TUCSON, ARIZONA – Cushman & Wakefield of San Francisco and Cushman & Wakefield | Picor arranged the sale of the Amazon Last Mile Distribution building at 775 W Silverlake Road in Tucson in a net investment sale. Constructed in 2019, the 49,500-square-foot distribution center with 15 loading docks, is located near I-10 and I-19, close to downtown Tucson.
Scanell Properties of Indianapolis, Indiana assembled the 10.74-acre parcel for Amazon in 2018 and then built the last mile center for Amazon to lease.
The investment group, Silverlake NNN LLC, an affiliate of Spitzer Engineering of New York (Michael Brunelli, manager) first acquired it and has sold it now to FEM Real Estate out of New Jersey (Evin Feliciano, manager) real estate investors for $18 million ($364 PSF) with 8 years remaining on the lease and three 5-year options.
Amazon’s “last mile” distribution centers play a key role in the company’s logistics.
When the economy sputtered last year with the coronavirus pandemic‘s spread, unemployment surged as employers laid off workers by the thousands. Amazon took a different tack, hiring 400,000 workers to stow, sort, pick, pack and deliver goods from its warehouses across the country, and pushing its total employee count over 1.1 million people.
It didn’t stop there. The e-commerce giant leased 12 Boeing 767-300 cargo aircraft, bringing its air fleet above 80 jets. It added 220 package facilities since the start of 2020, ranging from urban delivery stations to giant warehouses, according to an industry consultant.
Amazon used the crisis, when prices on everything from commercial real estate to cargo jets plummeted, to amass a logistics system already beginning to rival the U.S. operations of United Parcel Service and FedEx.. But its ambition reaches well beyond delivering parcels to its own customers, the company is building a logistics system to one day deliver packages for customers to compete directly against UPS and FedEx, something it’s already doing in the United Kingdom.

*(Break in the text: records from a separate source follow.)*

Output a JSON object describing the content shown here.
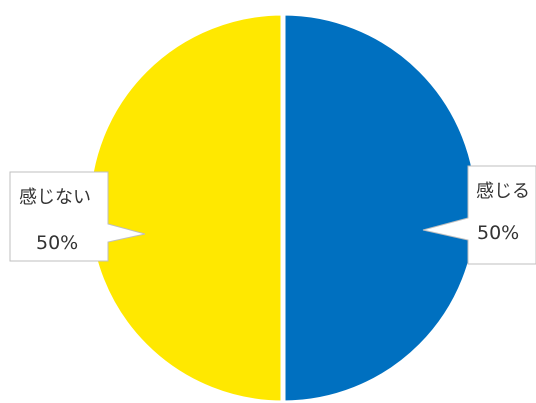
{
  "chart_data": {
    "type": "pie",
    "slices": [
      {
        "label": "感じる",
        "value": 50,
        "value_label": "50%",
        "color": "#0070C0"
      },
      {
        "label": "感じない",
        "value": 50,
        "value_label": "50%",
        "color": "#FFE800"
      }
    ],
    "start_angle": "12 o'clock",
    "direction": "clockwise",
    "separator_color": "#ffffff",
    "legend": "none"
  }
}
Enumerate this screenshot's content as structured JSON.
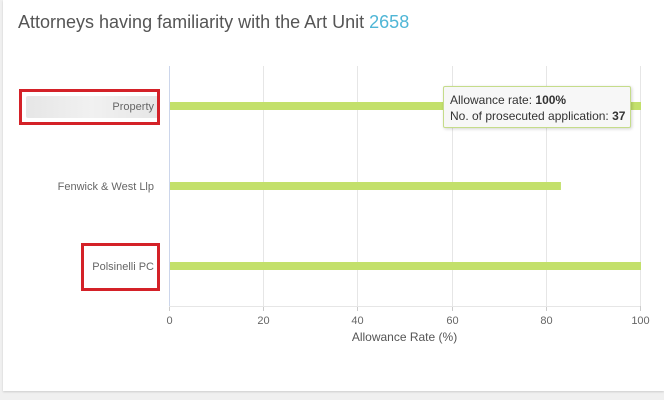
{
  "header": {
    "title": "Attorneys having familiarity with the Art Unit",
    "art_unit": "2658"
  },
  "tooltip": {
    "rate_label": "Allowance rate:",
    "rate_value": "100%",
    "count_label": "No. of prosecuted application:",
    "count_value": "37"
  },
  "colors": {
    "bar": "#c3e06b",
    "accent": "#4fb6d6",
    "highlight": "#d42128"
  },
  "chart_data": {
    "type": "bar",
    "orientation": "horizontal",
    "categories": [
      "Property",
      "Fenwick & West Llp",
      "Polsinelli PC"
    ],
    "values": [
      100,
      83,
      100
    ],
    "xlabel": "Allowance Rate (%)",
    "xlim": [
      0,
      100
    ],
    "xticks": [
      0,
      20,
      40,
      60,
      80,
      100
    ],
    "grid": true,
    "highlighted": [
      "Property",
      "Polsinelli PC"
    ]
  }
}
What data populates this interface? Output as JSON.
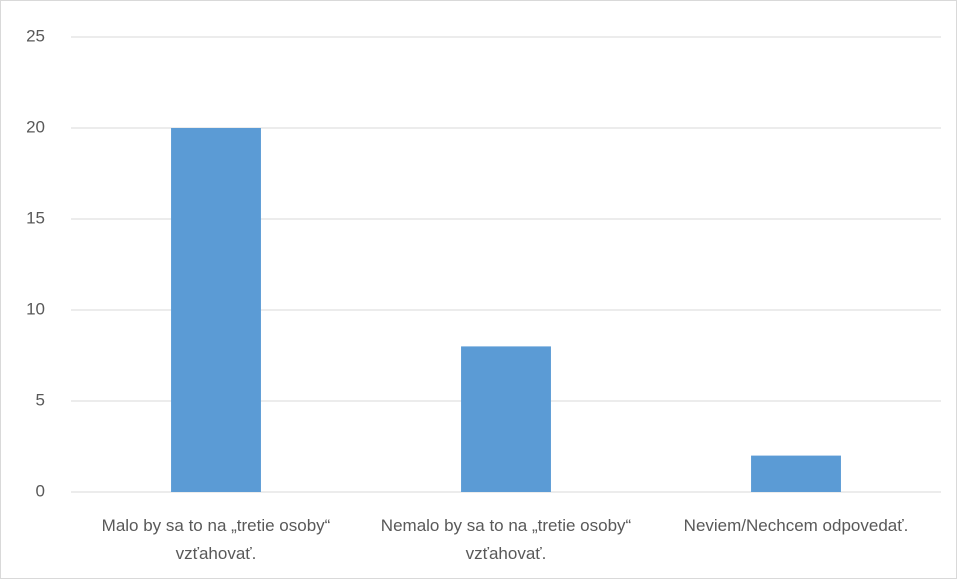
{
  "chart_data": {
    "type": "bar",
    "categories": [
      "Malo by sa to na „tretie osoby“ vzťahovať.",
      "Nemalo by sa to na „tretie osoby“ vzťahovať.",
      "Neviem/Nechcem odpovedať."
    ],
    "values": [
      20,
      8,
      2
    ],
    "color": "#5b9bd5",
    "ylim": [
      0,
      25
    ],
    "yticks": [
      0,
      5,
      10,
      15,
      20,
      25
    ],
    "grid": true
  }
}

Amazon reported on a recent earnings call that it boosted its fulfillment capacity — the collection of warehouses, delivery stations and drivers it uses to get packages to customers — by 50 percent this year, helping fuel $30 billion in total capital spending.
While Amazon’s move into shipping its own packages and freight has been building for years, the implications will provide it a stark advantage over Amazon’s rivals that Amazon now delivers for too.
Douglas Longyear of Cushman & Wakefield in San Francisco and Steve Cohen of Cushman & Wakefield | Picor in Tucson handled the transaction.